The Dukan diet acknowledges that in most diets, this is the point when it’s easiest to lose resolve, and re-gain weight. To prevent this, the consolidation phase returns ‘forbidden’ carbohydrates and fats back into the eating plan, allowing for small quantities of fruit, whole grain bread, and healthy fats in foods like cheese. It even allows up to 2 cheat meals a week, but maintains one ‘pure protein’ day each week. but This phase lasts 5 days for every pound lost in the previous Cruise Phase.

  1. The Stability Phase.

The fourth and final phase of the Dukan diet is designed to last indefinitely. Having incorporated the previous phase principles creates new eating and exercise habits that enable its followers to maintain weight loss long-term.

Other Principles

As we said, the diet also sets up a flexible exercise schedule of at least 20 minutes in a fitness gym during the first phase, 30 minutes a day in the second phase when foods are re-introduced, 25 in the third, and back to 20 during the final maintenance phase.

In addition to the approved food lists for each phase, diets must consume a range of 1.5-3 tablespoons of oat bran each day.

Pros and Cons

Some nutritionists, including those in the British Dietary Association, criticize the Dukan diet for being too restrictive and unsustainable.

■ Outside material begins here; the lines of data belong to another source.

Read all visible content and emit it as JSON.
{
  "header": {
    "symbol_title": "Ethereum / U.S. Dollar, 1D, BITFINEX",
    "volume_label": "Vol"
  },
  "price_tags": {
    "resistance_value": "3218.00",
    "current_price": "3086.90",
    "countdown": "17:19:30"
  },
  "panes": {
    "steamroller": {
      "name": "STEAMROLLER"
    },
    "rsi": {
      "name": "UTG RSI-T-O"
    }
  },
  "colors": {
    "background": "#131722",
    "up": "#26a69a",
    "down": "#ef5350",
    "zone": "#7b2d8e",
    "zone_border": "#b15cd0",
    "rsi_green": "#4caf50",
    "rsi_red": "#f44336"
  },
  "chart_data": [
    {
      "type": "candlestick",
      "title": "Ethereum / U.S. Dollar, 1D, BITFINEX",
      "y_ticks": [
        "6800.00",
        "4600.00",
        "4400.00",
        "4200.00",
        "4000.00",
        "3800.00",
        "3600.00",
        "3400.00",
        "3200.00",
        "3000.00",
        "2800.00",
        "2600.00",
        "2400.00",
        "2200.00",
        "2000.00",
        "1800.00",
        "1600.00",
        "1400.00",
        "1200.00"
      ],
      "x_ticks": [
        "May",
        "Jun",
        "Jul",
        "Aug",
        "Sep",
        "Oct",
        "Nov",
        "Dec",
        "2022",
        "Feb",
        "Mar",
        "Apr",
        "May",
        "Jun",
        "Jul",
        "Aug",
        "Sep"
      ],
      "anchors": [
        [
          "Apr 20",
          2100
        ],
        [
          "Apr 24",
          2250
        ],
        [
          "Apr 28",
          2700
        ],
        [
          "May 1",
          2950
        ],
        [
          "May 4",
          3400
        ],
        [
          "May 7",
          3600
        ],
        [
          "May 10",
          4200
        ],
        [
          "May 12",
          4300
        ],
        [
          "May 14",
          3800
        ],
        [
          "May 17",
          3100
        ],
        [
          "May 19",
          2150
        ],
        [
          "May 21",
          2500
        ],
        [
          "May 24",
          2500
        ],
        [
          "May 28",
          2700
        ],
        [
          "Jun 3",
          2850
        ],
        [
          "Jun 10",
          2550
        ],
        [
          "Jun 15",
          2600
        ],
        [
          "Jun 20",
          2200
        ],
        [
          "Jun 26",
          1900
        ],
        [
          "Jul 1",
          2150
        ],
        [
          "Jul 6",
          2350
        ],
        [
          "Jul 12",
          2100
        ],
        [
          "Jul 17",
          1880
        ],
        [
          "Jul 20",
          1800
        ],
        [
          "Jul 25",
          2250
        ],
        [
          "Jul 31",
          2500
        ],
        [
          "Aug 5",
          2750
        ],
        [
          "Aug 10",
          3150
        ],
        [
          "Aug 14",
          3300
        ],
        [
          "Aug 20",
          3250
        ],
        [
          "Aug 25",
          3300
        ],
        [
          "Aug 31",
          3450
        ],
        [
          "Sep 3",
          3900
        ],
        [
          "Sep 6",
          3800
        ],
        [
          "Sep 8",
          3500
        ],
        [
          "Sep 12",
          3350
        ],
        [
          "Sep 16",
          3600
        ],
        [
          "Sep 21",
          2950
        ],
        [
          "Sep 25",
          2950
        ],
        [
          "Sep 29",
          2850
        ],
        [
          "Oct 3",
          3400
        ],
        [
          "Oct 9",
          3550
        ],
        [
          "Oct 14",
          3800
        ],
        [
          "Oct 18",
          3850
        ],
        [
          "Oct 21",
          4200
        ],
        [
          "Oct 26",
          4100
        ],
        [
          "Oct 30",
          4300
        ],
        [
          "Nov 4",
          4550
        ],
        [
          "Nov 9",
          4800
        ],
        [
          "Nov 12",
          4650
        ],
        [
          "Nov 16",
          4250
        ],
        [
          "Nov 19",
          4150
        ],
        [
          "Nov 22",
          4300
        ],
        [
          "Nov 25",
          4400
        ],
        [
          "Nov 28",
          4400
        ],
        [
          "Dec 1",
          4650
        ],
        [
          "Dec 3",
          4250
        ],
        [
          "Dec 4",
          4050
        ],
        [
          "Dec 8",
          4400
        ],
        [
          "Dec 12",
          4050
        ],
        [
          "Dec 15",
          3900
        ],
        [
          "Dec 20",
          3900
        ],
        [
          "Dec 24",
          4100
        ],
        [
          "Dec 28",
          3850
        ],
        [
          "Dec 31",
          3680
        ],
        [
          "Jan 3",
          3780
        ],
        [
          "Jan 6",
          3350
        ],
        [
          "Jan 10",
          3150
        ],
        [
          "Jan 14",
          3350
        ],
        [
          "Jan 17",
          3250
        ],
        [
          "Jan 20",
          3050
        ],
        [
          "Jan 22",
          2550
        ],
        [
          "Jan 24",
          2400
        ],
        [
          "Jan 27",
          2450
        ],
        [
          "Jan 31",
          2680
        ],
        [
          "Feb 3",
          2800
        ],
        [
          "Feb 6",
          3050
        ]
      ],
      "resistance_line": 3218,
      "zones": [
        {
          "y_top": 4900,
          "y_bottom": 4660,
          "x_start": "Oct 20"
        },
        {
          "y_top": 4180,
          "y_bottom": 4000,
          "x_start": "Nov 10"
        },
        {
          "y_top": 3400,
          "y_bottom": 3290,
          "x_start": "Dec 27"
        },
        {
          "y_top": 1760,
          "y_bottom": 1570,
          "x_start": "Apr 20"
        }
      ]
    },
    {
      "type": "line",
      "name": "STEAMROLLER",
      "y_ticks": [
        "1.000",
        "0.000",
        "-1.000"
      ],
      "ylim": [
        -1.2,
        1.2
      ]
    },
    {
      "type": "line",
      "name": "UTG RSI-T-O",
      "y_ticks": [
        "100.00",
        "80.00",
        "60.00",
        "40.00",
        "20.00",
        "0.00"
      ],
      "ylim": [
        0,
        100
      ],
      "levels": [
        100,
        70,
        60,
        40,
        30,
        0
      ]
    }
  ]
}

Diets that restrict or completely cut food groups are often hard to maintain long-term, and also create challenges to ensuring well-rounded nutrition. Although the diet is not considered dangerous to follow, the most frequent complaints relate to the food restrictions. In spite of daily oat bran, some complain of constipation from lack of fiber and low energy from lack of carbohydrates and B-vitamins. Dieters may also need to take a multivitamin/ mineral supplement.

On the other hand, most health and fitness experts agree that the absolute best diet for each individual is the one you’ll be able to follow consistently. If the Dukan diet fits your needs and lifestyle, and looks like something you can maintain long-term, it may be worth a try. The fact that it promotes daily exercise in a health club is certainly a plus.